Sunday, August 30, 2020

Llanwarne, Herefordshire


The variations on the classical orders of architecture – Doric, Ionic, Corinthian, Composite, Tuscan – are legion. They’ve been the subject of posts on this blog before, but I don’t think I’ve covered a Jacobean variation. This is from a wall monument inside the ruined church at Llanwarne that I featured in my previous post. Maybe some dedicated pursuivant of heraldry could work out whose monument it was from the coats of arms on it. Perhaps it commemorates the person who paid for work on the church in the 17th century, including the south porch – but that’s speculation and in this post I’m concentrating on one small detail of the monument’s design.

Even now the stonework is weathered, the amount of effort expended by the carver is clear, and one focus of that effort was to delineate a variation in the Ionic order that’s very much of its time. Even the shaft is distinctive, with its deep, curving convex mouldings, in contrast to the concave flutes that are more usual on classical columns. There’s additional fine detailing between each moulding that looks as if the sculptor has created a series of miniature flutes topped with tiny roundels. The necking ring above is very deeply moulded, and above it is a band ornamented with tiny hemispheres in groups of five, arranged in a pattern that’s repeated in the capitals above. Between the capital’s spirals is what looks like some egg and dart decoration, but this has worn rather flat. Adjoining the shaft and capital to the right are the rolls and scrolls and flat patterns we now called strapwork, something typical of 17th century English interiors.

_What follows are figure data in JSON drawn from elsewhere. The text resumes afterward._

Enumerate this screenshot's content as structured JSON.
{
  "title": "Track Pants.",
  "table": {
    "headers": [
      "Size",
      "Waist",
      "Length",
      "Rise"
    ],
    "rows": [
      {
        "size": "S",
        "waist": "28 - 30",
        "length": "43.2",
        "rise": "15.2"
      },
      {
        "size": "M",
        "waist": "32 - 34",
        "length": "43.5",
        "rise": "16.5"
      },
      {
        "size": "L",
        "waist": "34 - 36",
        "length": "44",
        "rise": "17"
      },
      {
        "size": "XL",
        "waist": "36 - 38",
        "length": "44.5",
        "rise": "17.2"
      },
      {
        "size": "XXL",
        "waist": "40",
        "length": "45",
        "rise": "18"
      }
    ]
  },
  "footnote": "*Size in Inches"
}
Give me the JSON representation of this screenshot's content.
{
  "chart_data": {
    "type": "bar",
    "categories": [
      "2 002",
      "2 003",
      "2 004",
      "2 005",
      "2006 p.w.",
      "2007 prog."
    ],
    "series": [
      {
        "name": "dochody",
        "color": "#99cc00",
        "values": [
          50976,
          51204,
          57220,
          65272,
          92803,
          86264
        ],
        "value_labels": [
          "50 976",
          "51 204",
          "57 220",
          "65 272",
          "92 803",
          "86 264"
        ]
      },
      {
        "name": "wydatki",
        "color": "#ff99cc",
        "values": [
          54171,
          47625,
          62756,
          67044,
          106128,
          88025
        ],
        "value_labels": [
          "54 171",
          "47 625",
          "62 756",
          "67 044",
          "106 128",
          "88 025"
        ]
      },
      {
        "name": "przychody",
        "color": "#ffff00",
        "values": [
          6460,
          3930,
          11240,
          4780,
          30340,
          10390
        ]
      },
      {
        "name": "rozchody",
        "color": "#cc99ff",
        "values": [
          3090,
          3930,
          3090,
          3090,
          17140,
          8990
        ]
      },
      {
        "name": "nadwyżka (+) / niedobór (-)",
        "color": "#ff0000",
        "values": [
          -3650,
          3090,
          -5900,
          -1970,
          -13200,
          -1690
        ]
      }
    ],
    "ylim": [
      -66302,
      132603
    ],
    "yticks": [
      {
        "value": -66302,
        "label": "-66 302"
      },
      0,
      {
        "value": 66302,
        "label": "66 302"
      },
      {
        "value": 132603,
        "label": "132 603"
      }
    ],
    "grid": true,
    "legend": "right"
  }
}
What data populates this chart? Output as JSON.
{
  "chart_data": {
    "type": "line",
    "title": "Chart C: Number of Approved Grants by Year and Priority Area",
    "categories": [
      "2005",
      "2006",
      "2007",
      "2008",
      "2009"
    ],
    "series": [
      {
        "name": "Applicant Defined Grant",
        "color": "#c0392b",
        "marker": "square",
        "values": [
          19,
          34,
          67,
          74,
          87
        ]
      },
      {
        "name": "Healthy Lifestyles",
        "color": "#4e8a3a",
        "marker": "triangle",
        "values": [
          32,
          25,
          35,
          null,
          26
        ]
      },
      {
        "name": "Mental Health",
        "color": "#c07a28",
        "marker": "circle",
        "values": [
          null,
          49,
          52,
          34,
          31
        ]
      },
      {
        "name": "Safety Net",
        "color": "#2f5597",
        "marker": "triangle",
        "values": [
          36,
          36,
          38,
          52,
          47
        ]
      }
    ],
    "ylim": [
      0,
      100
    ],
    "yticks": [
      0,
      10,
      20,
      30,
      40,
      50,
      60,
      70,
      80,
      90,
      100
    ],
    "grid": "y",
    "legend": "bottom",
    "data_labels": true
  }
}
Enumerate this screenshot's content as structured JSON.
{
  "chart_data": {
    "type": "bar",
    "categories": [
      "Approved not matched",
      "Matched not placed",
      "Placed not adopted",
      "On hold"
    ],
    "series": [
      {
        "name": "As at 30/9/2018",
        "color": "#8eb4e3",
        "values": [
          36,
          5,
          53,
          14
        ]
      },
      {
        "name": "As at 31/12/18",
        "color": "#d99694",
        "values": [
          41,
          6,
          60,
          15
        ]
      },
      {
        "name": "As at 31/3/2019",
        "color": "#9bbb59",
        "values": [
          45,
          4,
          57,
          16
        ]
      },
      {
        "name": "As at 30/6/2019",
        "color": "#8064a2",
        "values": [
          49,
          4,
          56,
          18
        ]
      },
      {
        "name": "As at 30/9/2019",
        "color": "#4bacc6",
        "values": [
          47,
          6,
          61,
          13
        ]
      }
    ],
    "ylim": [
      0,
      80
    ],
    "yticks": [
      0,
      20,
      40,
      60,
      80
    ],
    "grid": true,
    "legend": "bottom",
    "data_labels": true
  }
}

In other words, this detail shows an English carver doing what English carvers so often did – taking a classical motif that we associate with ancient Greece or Rome and giving it a character that’s both more local and very much of its time. True, some of the ideas may come from pattern books published in France or the Low Countries, go-to sources for much English Renaissance design. But the effect – vigorous, rural, but showing visual flair – is very English, and shows, as so often, that the orders were an adaptable starting point for craftworkers who’d learned the classical ropes.

1 comment:

Joseph Biddulph (Publisher) said...

Somehow, this being in the open air, evokes monuments in ruined old churches in Ireland. There's a confident swagger about Jacobean sort-of Classical which is very beguiling, although one regrets the tendency of the time to fill up parish churches with elaborate monuments for the rich. The compensation of course is the heraldry. I don't know where to find the notes on this monument, if I made them, but the old lion rampant suggests one of the old Native Welsh arms so prevalent in Wales and over the border - Llanwarne of course being quite near it, and I think in the old Archenfield (Erging) that was a Welsh-speaking area once. The heraldic design has that confidence too. There must have been a fair number of artists (or one very over-worked one) able to do these things circa 1636.